Manfred Nowak, chief investigator of the UN anti-torture agency, has confirmed "widespread use of torture in China" and called for the "immediate release of people jailed for exercising their right to free speech or religion".

Beijing (AsiaNews/SCMP) – To stop the "widespread use of torture in China", Beijing must make radical changes in its justice and police systems, said the top investigator of the UN anti-torture agency. A new report by Manfred Nowak on crimes committed in Chinese prisons was published on 10 March and made public yesterday on the United Nations website.

The UN investigator called for an immediate halt to execution for economic and nonviolent crimes, for the abolition of "increasingly vague" state security laws used against dissidents, and for the release of people jailed for exercising their right to free speech or religion.

Nowak is the first UN authority to visit Chinese prisons in 15 years. He said "police across China" commonly torture even low-level criminal suspects during interrogation: to stop this practice, it is "essential that videotaping of police interrogations becomes routine". Further, judges in Chinese courts "should publicly ask suspects if they have been mistreated by police officers." As for Beijing, it should "publish and make available for consultation death penalty statistics and relevant sentences".

The UN envoy had already voiced similar views after his visit in November last year, but he was harshly criticized by Beijing. Qin Gang, a spokesman for the Chinese Ministry for Foreign Affairs, said on 6 December: "China banned torture in 1996 and punishes those who use it, even the police. Nowak was here just for two short weeks and his report is evidently biased."

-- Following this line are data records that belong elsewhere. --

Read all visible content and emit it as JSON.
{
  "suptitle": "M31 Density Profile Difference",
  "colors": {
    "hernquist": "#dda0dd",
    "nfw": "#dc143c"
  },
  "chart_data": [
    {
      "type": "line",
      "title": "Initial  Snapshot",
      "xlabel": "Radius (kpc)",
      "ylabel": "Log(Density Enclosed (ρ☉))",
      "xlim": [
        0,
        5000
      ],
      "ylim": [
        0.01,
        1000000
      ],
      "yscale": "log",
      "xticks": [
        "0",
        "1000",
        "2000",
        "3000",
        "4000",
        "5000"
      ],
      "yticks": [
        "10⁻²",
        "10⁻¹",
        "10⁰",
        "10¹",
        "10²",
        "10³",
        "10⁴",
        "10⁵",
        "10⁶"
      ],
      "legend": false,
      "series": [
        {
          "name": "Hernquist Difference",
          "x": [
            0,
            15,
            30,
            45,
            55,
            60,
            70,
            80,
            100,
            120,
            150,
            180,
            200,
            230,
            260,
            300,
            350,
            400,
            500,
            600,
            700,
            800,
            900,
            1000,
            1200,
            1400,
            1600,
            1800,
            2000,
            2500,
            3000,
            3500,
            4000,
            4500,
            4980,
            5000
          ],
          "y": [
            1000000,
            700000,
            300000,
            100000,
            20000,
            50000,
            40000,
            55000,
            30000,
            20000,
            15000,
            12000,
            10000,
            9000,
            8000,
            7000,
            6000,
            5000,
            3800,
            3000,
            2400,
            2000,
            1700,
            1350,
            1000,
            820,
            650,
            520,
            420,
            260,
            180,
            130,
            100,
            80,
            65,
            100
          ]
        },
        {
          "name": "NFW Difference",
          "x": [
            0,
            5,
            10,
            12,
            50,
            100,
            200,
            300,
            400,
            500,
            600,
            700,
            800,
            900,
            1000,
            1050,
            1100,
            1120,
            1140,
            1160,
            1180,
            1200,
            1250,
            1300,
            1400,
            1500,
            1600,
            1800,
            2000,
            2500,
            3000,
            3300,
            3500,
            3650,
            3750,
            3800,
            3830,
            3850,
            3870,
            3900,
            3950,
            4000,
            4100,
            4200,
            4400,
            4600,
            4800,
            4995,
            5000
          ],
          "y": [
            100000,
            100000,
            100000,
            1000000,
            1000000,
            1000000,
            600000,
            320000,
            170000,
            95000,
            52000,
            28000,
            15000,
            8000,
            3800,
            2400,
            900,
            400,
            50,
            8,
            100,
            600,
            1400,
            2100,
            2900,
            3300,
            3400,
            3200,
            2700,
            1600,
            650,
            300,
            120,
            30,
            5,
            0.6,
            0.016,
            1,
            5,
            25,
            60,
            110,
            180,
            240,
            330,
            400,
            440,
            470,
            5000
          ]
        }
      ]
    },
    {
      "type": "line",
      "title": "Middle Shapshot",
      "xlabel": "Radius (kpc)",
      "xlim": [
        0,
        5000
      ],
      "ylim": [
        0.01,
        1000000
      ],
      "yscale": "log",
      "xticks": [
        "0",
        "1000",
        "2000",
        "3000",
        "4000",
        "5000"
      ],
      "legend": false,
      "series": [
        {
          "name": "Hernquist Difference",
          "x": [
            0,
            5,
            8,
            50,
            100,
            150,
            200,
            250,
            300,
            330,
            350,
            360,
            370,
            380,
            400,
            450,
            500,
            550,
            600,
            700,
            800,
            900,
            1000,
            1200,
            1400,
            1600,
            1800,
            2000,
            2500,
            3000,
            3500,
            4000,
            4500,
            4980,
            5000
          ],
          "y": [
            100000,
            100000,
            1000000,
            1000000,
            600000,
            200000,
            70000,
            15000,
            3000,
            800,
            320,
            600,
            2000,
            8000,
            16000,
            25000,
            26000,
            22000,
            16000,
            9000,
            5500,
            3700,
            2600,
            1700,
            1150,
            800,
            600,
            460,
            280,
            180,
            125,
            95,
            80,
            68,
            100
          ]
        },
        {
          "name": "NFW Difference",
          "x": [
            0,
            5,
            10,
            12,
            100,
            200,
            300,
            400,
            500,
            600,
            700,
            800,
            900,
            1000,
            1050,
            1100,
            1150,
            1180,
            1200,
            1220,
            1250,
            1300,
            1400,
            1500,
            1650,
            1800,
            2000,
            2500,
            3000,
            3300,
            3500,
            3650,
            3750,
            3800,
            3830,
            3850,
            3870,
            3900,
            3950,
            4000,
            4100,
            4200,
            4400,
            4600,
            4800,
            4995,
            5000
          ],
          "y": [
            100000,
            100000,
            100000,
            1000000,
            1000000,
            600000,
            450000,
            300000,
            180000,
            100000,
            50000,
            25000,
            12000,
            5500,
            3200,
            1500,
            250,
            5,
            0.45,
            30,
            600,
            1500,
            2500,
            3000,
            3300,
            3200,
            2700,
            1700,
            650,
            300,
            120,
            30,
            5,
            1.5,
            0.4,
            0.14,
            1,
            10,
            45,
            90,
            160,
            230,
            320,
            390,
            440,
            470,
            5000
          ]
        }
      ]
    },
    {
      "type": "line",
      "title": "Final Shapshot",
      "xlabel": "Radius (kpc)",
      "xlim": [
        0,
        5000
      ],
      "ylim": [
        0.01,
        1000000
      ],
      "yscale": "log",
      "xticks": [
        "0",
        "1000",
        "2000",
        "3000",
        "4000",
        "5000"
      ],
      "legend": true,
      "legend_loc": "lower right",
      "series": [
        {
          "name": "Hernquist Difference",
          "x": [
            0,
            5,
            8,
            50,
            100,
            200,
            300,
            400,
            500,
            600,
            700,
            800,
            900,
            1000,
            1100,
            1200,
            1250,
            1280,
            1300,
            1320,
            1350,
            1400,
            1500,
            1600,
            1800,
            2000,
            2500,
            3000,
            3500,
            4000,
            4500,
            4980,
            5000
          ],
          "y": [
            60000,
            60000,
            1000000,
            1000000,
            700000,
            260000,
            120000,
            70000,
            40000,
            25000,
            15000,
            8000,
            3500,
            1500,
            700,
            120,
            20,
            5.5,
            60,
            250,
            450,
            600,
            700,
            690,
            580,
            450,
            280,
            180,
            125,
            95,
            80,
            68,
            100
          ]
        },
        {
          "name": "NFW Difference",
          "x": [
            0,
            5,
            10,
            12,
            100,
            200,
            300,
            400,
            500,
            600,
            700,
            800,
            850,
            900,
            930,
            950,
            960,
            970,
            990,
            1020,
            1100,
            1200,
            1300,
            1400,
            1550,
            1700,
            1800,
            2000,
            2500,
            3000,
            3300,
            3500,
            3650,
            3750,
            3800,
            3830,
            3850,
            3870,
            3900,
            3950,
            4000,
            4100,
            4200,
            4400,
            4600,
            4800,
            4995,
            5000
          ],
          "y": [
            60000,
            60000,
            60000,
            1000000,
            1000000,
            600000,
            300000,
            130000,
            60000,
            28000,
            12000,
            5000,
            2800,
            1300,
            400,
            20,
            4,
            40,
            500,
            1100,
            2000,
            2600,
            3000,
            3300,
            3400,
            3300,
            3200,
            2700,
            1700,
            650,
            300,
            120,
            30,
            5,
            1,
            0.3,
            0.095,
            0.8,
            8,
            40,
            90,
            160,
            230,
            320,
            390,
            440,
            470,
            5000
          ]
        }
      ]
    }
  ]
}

But many Chinese lawyers and human rights groups say intimidation and torture – physical and psychological – are common "before, during and after interrogations, in trials, in prison and in police-run labour camps".

One case highly publicized by the media across the country confirms this: last April, a man condemned to death for his wife's murder was freed after 11 years of imprisonment. It turned out that the woman had simply escaped with another man and she reappeared on hearing about her husband's fate, to testify so he would be released. During the trial, the lawyer said the man had been tortured by police to extract a confession to committing a crime that never happened.